Massive on a personal scale but miniscule compared to the scale of oil production and combustion.

So many people are worried about small scale downsides to technologies that are trying to address truly massive problems.


Right, and this is what makes it such a frivolous talking point. I mean, if it really were the case that the expenditures of oil were indeed at scales that overwhelmed any advantages of wind, that would be a legit argument.

But to make that case you'd actually have to do the next step of assessing the relative scales of how much oil gets used in the creation of windmill components compared to an alternative case where the energy is generated with traditional fossil fuel infrastructure.

I feel like if we're going to bring up the fossil fuel inputs into the creation of critical components for windmills, the mandatory next sentence has to be an acknowledgment of the relative scales of consumption in both cases. Otherwise it's a throwaway line with no context and no clear upshot.


The easy argument for this is that switching everything to electric and then powering it with oil, would require significantly less oil (maybe 50-60%) that the status quo.

We should switch, even if we don't convert to renewables. (Which we absolutely should)


Well, also one can debunk these claims by just looking at the money.

If oil inputs were so massive, the cost of a turbine (or by implication the electricity it generates) should be MUCH higher. Just guessing, but probably orders of magnitude higher.


We don't burn the wind turbine blades when we use them, nor when they break.

The scale of issue in dealing with a bunch of solid waste you can just bury compared to climate change is insignificant.

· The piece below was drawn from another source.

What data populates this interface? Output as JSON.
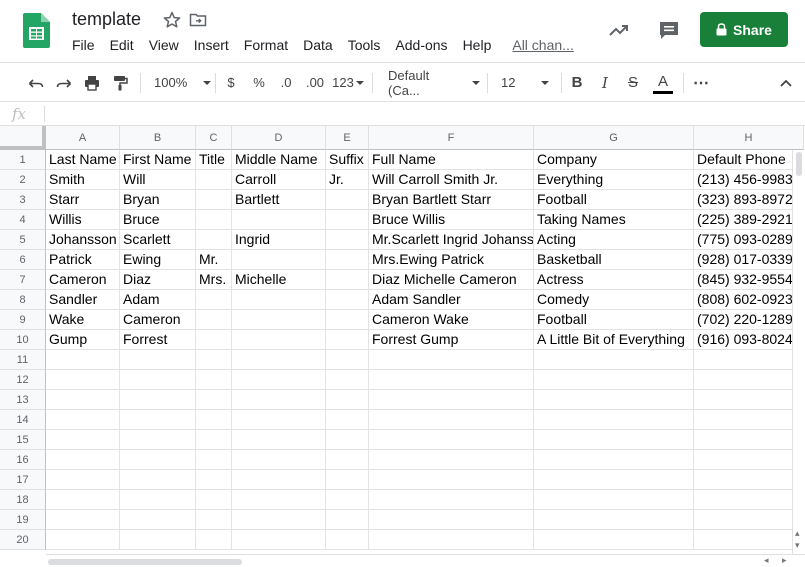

Well... technically... some people are starting to https://www.energy.gov/eere/wind/articles/carbon-rivers-make... but this also produces energy and compared to the amount of electricity they produce during their lifetime this carebon can only be incredibly negligible


Pyrolysis is not burning - from your link:

> Carbon Rivers’ recycling uses pyrolysis—a process during which organic components of a composite (e.g., resins or polymers) are broken down with intense heat in the absence of oxygen and separated from the inorganic fiberglass reinforcement.


Keep reading

> The process converts organic products back into raw hydrocarbon products called syngas and pyrolysis oil, which can be used for energy production.

Which in a video I can't find they talk about piping this to a concrete plant that was burning it for their heating needs


These studies are funded by the companies anyway. Can’t ever trust them.